Mesajı Okuyun
Old 23-01-2015, 17:31   #3
Gemici

 
Varsayılan

Sizler geceleri uyuyamayınca ne yaparsınız bilmiyorum? Herkesin kendisine göre bir metodu olsa gerek; Bazıları koyun sayar, bazıları uyku hapı alır. Ben genelde kalkıp televizyonu açar ve yeniden uykum gelinceye kadar izlerim.
Bundan birkaç gün önce de aynı durum oldu. Gece saat üçtü zannedersem. Televizyonda Maria von Welser adındaki bir gazeteci ile bir söyleşi vardı. Bayan von Welser 'Wo Frauen nichts Wert sind'(Kadınların değersiz olduğu yer/yerler)adlı kitabını tanıtıyordu.
Bu gün gidip kitabı aldım. Fırsat buldukça kitaptan bazı bölümleri burada THS katılımcıları ile paylaşacağım.
Bugünlük kitabın ön ve arka sayfalarındaki tanıtma yazılarına değinmek istiyorum.

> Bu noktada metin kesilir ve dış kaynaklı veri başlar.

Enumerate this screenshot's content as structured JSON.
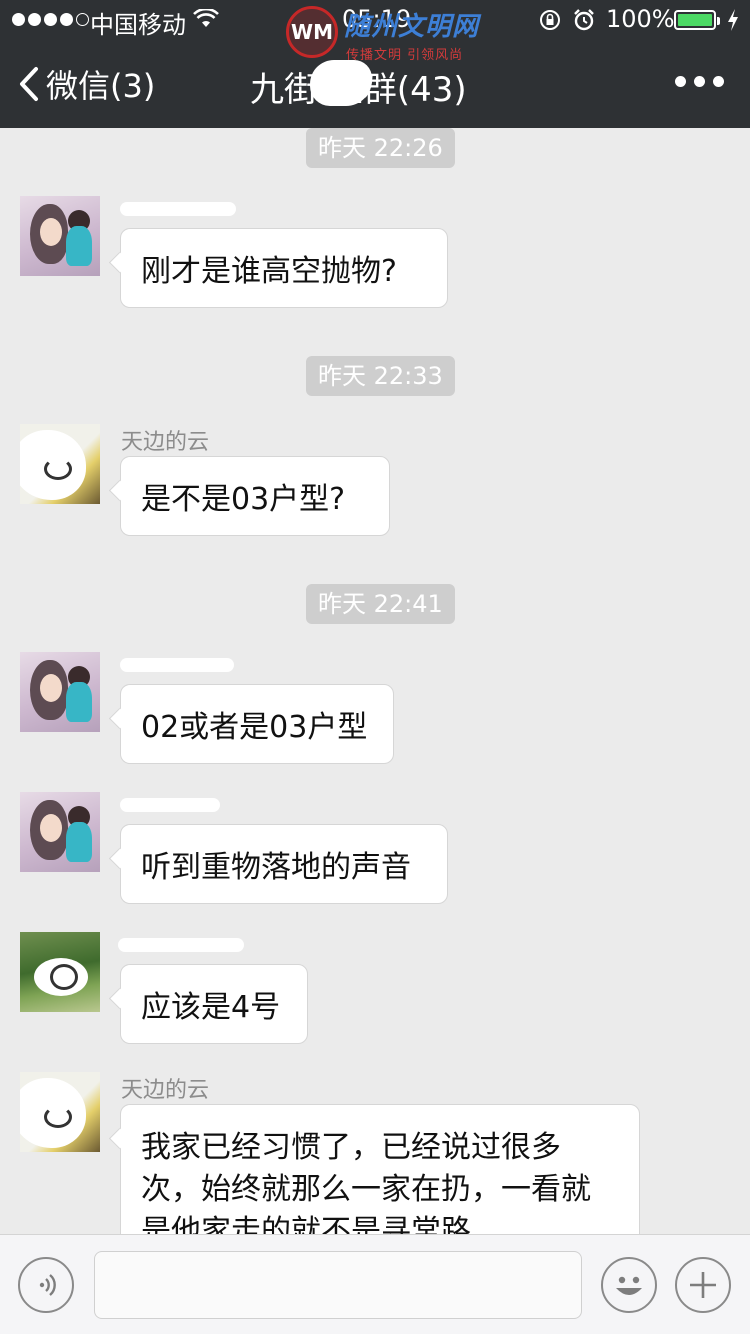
{
  "status_bar": {
    "carrier": "中国移动",
    "time": "05:19",
    "battery": "100%",
    "battery_level": 1.0
  },
  "watermark": {
    "logo_text": "WM",
    "title": "随州文明网",
    "subtitle": "传播文明  引领风尚"
  },
  "nav": {
    "back_label": "微信(3)",
    "title": "九街   座群(43)"
  },
  "messages": [
    {
      "timestamp": "昨天 22:26"
    },
    {
      "sender": "",
      "avatar": "girl-with-child",
      "text": "刚才是谁高空抛物?"
    },
    {
      "timestamp": "昨天 22:33"
    },
    {
      "sender": "天边的云",
      "avatar": "cloud-user",
      "text": "是不是03户型?"
    },
    {
      "timestamp": "昨天 22:41"
    },
    {
      "sender": "",
      "avatar": "girl-with-child",
      "text": "02或者是03户型"
    },
    {
      "sender": "",
      "avatar": "girl-with-child",
      "text": "听到重物落地的声音"
    },
    {
      "sender": "",
      "avatar": "green-scenery",
      "text": "应该是4号"
    },
    {
      "sender": "天边的云",
      "avatar": "cloud-user",
      "text": "我家已经习惯了，已经说过很多次，始终就那么一家在扔，一看就是他家走的就不是寻常路"
    }
  ],
  "input": {
    "voice_icon": "voice-icon",
    "emoji_icon": "emoji-icon",
    "plus_icon": "plus-icon",
    "value": ""
  }
}
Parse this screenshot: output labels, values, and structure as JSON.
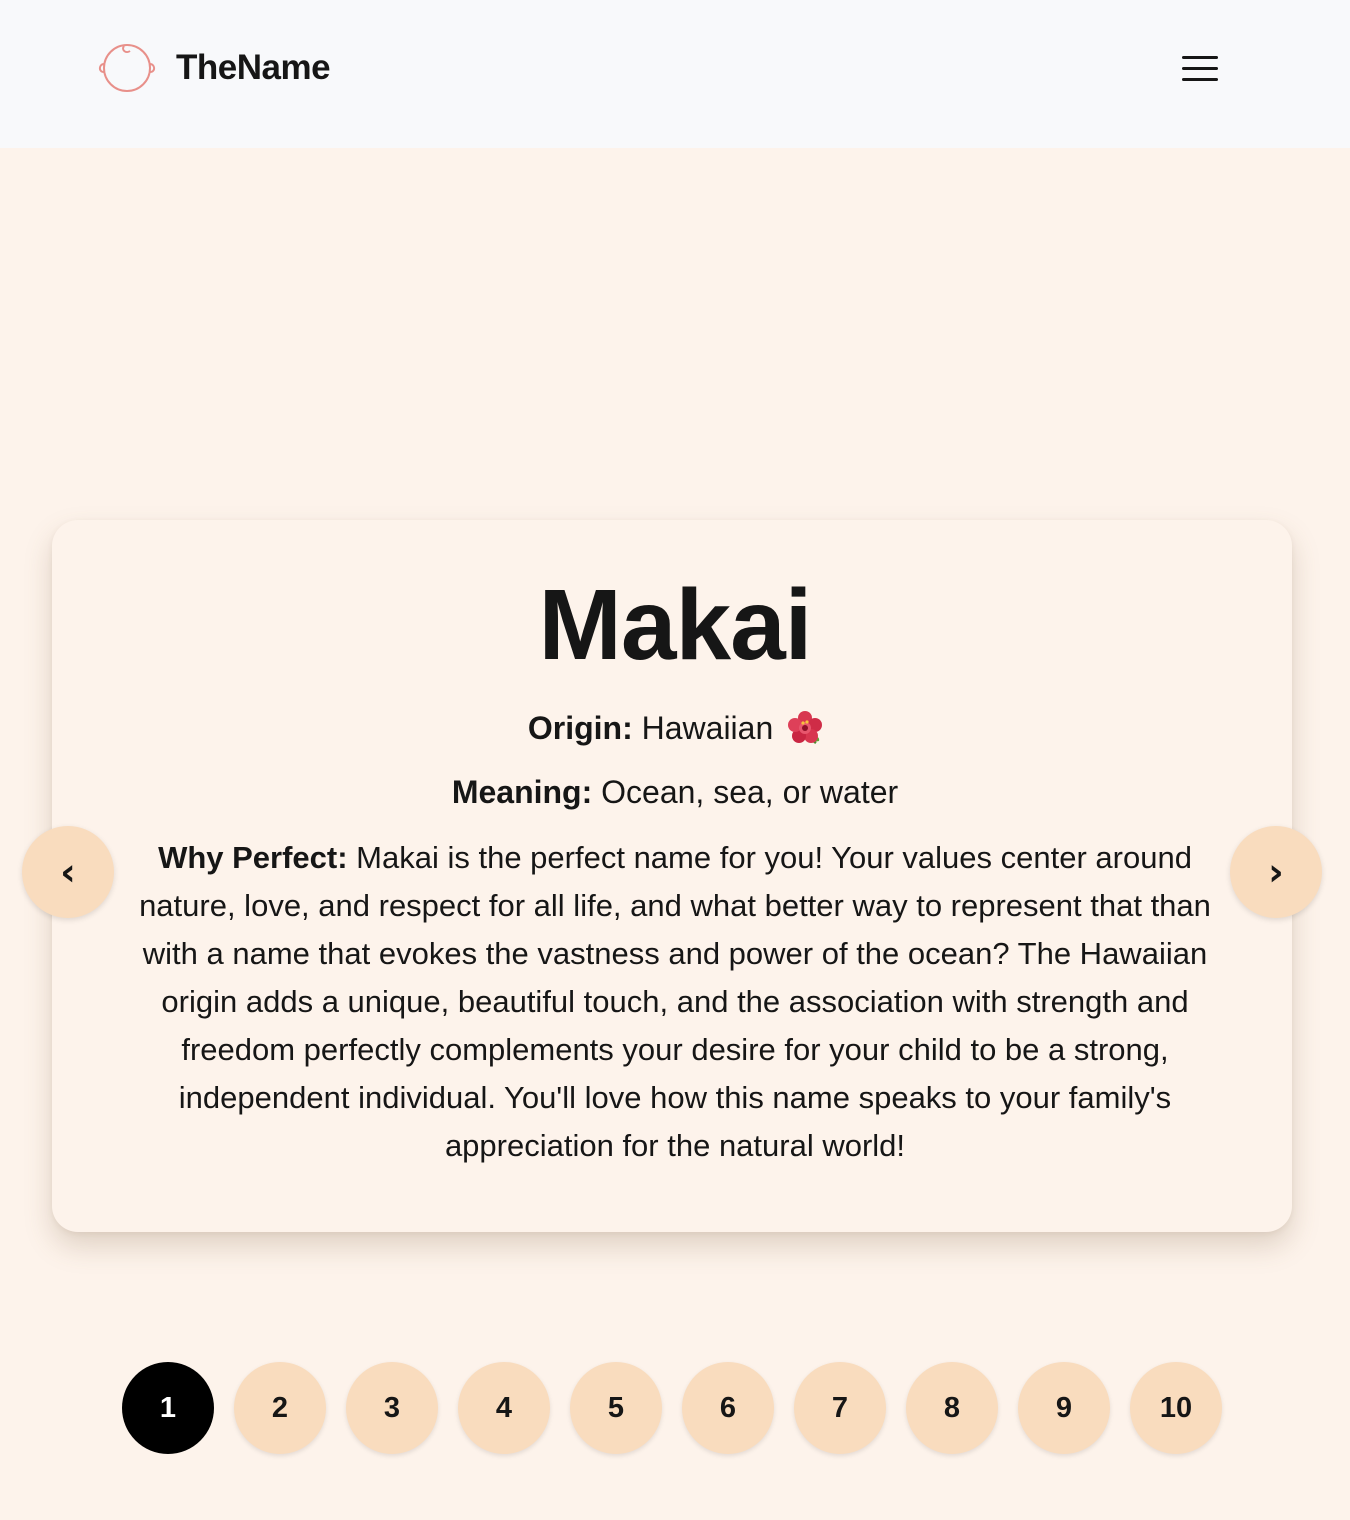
{
  "header": {
    "brand_name": "TheName",
    "logo_icon": "baby-face-icon",
    "menu_icon": "hamburger-menu-icon"
  },
  "card": {
    "name": "Makai",
    "origin_label": "Origin:",
    "origin_value": "Hawaiian",
    "origin_emoji": "hibiscus-icon",
    "meaning_label": "Meaning:",
    "meaning_value": "Ocean, sea, or water",
    "why_label": "Why Perfect:",
    "why_text": "Makai is the perfect name for you! Your values center around nature, love, and respect for all life, and what better way to represent that than with a name that evokes the vastness and power of the ocean? The Hawaiian origin adds a unique, beautiful touch, and the association with strength and freedom perfectly complements your desire for your child to be a strong, independent individual. You'll love how this name speaks to your family's appreciation for the natural world!"
  },
  "carousel": {
    "prev_label": "‹",
    "next_label": "›",
    "pages": [
      "1",
      "2",
      "3",
      "4",
      "5",
      "6",
      "7",
      "8",
      "9",
      "10"
    ],
    "active_page": 1
  },
  "colors": {
    "page_background": "#fdf3eb",
    "header_background": "#f8f9fb",
    "button_peach": "#f9dcbe",
    "active_dot": "#000000",
    "logo_stroke": "#e8908a"
  }
}
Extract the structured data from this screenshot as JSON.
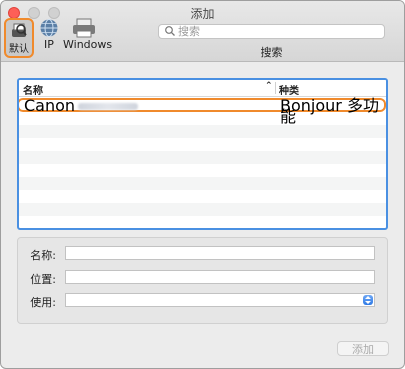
{
  "window": {
    "title": "添加"
  },
  "toolbar": {
    "default_label": "默认",
    "ip_label": "IP",
    "windows_label": "Windows",
    "search_placeholder": "搜索",
    "search_label": "搜索"
  },
  "list": {
    "columns": {
      "name": "名称",
      "kind": "种类"
    },
    "selected_row": {
      "name": "Canon",
      "kind": "Bonjour 多功能"
    }
  },
  "details": {
    "name_label": "名称:",
    "name_value": "",
    "location_label": "位置:",
    "location_value": "",
    "use_label": "使用:",
    "use_value": ""
  },
  "footer": {
    "add_button": "添加"
  },
  "colors": {
    "highlight": "#f08a2c",
    "focus": "#4a90e2",
    "close": "#fe5f57"
  }
}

Arka sayfa da şu başlık var:
Es passiert jeden Taf und überall
(Hergün ve her yerde cereyan ediyor).
Nedir peki bu her gün ve her yerde cereyan eden?
Cevap:
Kadına karşı şiddet ve baskı.
Savaş, açlık ve ahlaki bozukluğun hüküm sürdüğü yerlerde ilk kurbanlar kadınlardır. Kadınlara karşı cinsel saldırı, kız çocuklarının daha doğmadan öldürülmesi, kadınları sünnet ederek cinsel ilişki zevkilerini köreltmek, zorla evlendirmeler, kadın ve kızların savaş esiri olarak pazarlarda satılması türünden eylemler dünya gündemini meşgul eden konuların başında geliyor.

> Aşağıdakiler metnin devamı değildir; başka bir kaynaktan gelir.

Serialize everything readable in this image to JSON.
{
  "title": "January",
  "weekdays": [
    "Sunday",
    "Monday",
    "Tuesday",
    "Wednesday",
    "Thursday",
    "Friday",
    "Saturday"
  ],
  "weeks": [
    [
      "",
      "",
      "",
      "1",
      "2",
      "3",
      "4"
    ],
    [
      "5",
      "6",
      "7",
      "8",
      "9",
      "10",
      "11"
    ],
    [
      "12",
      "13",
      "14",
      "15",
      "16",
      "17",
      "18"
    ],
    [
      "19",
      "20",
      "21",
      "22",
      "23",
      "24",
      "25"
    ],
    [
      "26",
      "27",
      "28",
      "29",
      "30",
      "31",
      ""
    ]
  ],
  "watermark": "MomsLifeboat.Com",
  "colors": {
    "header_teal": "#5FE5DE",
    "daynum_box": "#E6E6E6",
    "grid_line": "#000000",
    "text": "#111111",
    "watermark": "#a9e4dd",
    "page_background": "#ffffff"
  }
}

Kitabın iç kapak sayfasında Kadına karşı şiddetin kültürell ve dini bir folklor olarak değerlendirilemiyeceği, kadına karşı sürdürülen şiddet olaylarının bireysel olaylar değil de bir bütünün parçaları olarak değerlendirilmesi gerektiğini ve bu sistematik şiddet bir ve baskı altında tutmanın, kadına karşı sürdürülen dünya boyutundaki savaşın bir parçası olduğu belirtiliyor.

Kafama takılan soru: Türkiyede kadına karşı işlenen aile içi ve aile dışı şiddet eylemlerini bireysel olarak mı yoksa toplumsal olarak mı değerlendireceğiz?